By default, amf_summarize_data() returns variable summary (selected percentiles) for all variables and sites. The site_set and var_set parameters can be used to subset the sites or variables of interest.

## get data summary for selected sites & variables
data_sum <- amf_summarize_data(site_set = crop_ls3$SITE_ID,
                     var_set = c("WS", "USTAR"))
pander::pandoc.table(data_sum[c(1:10), ])
Table continues below
  SITE_ID VARIABLE BASENAME GAP_FILLED DATA_RECORD
3595 US-ARM WS_1_1_1 WS FALSE 324084
3598 US-ARM USTAR_1_1_1 USTAR FALSE 324084
3651 US-ARM WS_1_2_1 WS FALSE 324084
3654 US-ARM USTAR_1_2_1 USTAR FALSE 324084
3678 US-ARM WS_1_3_1 WS FALSE 324084
3681 US-ARM USTAR_1_3_1 USTAR FALSE 324084
8686 US-Ne1 USTAR_1_1_1 USTAR FALSE 175320
8758 US-Ne1 WS_1_1_1 WS FALSE 175320
8759 US-Ne1 WS_1_2_1 WS FALSE 175320
8760 US-Ne1 WS_1_3_1 WS FALSE 175320
Table continues below
  DATA_MISSING Q01 Q05 Q10 Q15 Q20
3595 22376 0.5105 1.064 1.451 1.757 2.027
3598 21995 0.02875 0.0533 0.07737 0.1022 0.1279
3651 31002 0.8269 1.728 2.395 2.903 3.342
3654 30042 0.03132 0.05613 0.07933 0.1022 0.1266
3678 49875 0.9939 2.136 3.012 3.704 4.292
3681 44634 0.03308 0.05806 0.08016 0.1015 0.1244
8686 15578 0.024 0.049 0.071 0.093 0.116
8758 118560 0.55 0.94 1.19 1.37 1.53
8759 10493 0.8 1.2 1.49 1.72 1.95
8760 11666 0.52 0.77 0.99 1.19 1.39
Table continues below
  Q25 Q30 Q35 Q40 Q45 Q50 Q55
3595 2.281 2.539 2.805 3.083 3.37 3.678 4.008
3598 0.1542 0.1803 0.2061 0.2314 0.2566 0.2819 0.3076
3651 3.741 4.12 4.484 4.844 5.211 5.579 5.958
3654 0.1525 0.1796 0.2063 0.2332 0.2604 0.2874 0.3145
3678 4.817 5.31 5.786 6.254 6.711 7.169 7.64
3681 0.1499 0.1782 0.2072 0.237 0.2666 0.2959 0.326
8686 0.14 0.164 0.188 0.213 0.238 0.263 0.289
8758 1.68 1.81 1.96 2.1 2.26 2.44 2.63
8759 2.17 2.4 2.64 2.89 3.16 3.44 3.75
8760 1.59 1.79 2 2.22 2.45 2.71 3.01
Table continues below
  Q60 Q65 Q70 Q75 Q80 Q85 Q90
3595 4.362 4.743 5.162 5.635 6.176 6.837 7.696
3598 0.334 0.3621 0.3927 0.4261 0.4644 0.5097 0.5673
3651 6.346 6.766 7.227 7.75 8.373 9.129 10.16
3654 0.3422 0.3712 0.4013 0.434 0.4713 0.5144 0.569
3678 8.12 8.606 9.112 9.653 10.25 10.97 11.94
3681 0.3572 0.3891 0.4231 0.4599 0.5007 0.549 0.6108
8686 0.315 0.343 0.373 0.406 0.4438 0.49 0.551
8758 2.85 3.1 3.38 3.69 4.04 4.48 5.06
8759 4.1 4.49 4.93 5.42 6 6.7 7.62
8760 3.34 3.73 4.17 4.69 5.28 5.98 6.87
  Q95 Q99
3595 8.947 11.25
3598 0.6527 0.828
3651 11.7 14.44
3654 0.6505 0.8178
3678 13.42 16.29
3681 0.7058 0.9155
8686 0.645 0.852
8758 5.93 7.61
8759 9.01 11.65
8760 8.19 10.61

Alternatively, a companion function amf_plot_datasummary() provides interactive visualization to the data summary.

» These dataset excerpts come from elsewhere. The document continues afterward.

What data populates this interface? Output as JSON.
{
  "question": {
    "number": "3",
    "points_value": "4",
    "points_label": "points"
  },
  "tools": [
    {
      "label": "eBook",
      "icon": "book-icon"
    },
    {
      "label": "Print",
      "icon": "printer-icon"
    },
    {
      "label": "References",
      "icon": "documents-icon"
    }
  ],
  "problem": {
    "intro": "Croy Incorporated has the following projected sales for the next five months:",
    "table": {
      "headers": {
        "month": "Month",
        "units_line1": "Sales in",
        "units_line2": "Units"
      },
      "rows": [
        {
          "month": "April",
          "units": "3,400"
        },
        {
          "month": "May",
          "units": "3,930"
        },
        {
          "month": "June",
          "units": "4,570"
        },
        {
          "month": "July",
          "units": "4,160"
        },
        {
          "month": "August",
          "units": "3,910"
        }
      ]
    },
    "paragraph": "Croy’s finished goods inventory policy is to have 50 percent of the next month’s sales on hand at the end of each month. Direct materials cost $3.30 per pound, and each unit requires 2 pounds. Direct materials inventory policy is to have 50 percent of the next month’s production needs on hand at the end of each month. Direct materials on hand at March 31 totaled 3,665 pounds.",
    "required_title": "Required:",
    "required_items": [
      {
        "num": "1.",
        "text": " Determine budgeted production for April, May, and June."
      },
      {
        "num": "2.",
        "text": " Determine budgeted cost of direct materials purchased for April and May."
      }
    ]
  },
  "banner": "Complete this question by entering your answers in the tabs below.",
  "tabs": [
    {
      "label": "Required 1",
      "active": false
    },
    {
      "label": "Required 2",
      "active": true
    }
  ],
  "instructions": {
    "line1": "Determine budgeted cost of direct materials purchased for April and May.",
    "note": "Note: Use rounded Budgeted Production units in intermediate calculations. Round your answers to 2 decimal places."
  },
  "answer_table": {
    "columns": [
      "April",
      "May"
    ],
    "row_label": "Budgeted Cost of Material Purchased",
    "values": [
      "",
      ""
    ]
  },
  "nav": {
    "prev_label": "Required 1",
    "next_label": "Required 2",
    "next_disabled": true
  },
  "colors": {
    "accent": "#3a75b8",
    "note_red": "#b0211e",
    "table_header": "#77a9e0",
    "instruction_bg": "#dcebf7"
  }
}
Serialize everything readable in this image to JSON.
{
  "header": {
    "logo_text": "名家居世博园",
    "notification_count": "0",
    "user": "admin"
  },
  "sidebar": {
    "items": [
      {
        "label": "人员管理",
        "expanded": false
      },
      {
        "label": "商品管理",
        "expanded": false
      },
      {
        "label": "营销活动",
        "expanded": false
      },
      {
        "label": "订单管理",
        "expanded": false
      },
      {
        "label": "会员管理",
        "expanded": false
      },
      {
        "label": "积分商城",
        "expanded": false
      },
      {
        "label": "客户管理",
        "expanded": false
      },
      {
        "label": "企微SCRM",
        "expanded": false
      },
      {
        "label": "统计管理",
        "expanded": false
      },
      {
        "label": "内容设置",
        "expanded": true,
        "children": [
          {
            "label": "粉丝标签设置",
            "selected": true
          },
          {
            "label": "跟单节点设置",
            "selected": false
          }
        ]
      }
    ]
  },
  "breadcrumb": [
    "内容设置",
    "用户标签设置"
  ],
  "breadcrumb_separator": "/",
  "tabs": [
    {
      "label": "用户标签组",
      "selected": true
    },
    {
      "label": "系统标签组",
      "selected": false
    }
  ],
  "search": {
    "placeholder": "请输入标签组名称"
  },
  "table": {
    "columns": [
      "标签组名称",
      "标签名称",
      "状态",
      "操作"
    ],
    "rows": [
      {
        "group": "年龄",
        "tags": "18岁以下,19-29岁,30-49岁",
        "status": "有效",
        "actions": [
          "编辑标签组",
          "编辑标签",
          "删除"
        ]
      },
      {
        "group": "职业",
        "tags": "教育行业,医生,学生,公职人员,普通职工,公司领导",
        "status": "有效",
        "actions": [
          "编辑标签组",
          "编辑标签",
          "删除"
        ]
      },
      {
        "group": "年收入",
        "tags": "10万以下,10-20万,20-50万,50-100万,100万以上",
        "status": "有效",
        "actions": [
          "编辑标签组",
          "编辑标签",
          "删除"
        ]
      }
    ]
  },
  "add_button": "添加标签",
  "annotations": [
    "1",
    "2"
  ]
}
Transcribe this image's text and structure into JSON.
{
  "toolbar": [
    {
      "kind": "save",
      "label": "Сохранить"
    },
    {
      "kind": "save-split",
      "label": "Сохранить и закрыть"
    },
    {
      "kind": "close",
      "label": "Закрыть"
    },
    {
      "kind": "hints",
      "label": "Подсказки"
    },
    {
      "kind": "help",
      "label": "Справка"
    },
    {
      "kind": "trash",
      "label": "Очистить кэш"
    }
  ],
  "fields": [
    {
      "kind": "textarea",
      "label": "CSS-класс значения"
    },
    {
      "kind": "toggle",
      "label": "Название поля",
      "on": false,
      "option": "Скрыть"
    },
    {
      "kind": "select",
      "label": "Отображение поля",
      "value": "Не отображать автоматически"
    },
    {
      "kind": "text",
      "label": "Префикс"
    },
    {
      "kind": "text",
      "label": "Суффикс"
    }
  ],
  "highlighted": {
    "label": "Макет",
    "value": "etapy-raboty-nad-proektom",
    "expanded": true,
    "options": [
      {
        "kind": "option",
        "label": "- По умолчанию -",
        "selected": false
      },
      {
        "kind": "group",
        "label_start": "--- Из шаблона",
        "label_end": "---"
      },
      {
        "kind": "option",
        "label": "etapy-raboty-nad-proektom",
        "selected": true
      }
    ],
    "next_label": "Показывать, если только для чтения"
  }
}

#### not evaluated so to reduce vignette size
## plot data summary of USTAR for selected sites, 
amf_plot_datasummary(
  site_set = crop_ls3$SITE_ID,
  var_set = c("USTAR")
)
#### not evaluated so to reduce vignette size
## plot data summary of WS for selected sites, 
#  including clustering information
amf_plot_datasummary(
  site_set = crop_ls3$SITE_ID,
  var_set = c("WS"),
  show_cluster = TRUE
)

Once having a target site list, users can download these sites’ data and metadata using the site IDs. See Data import for data download and import examples.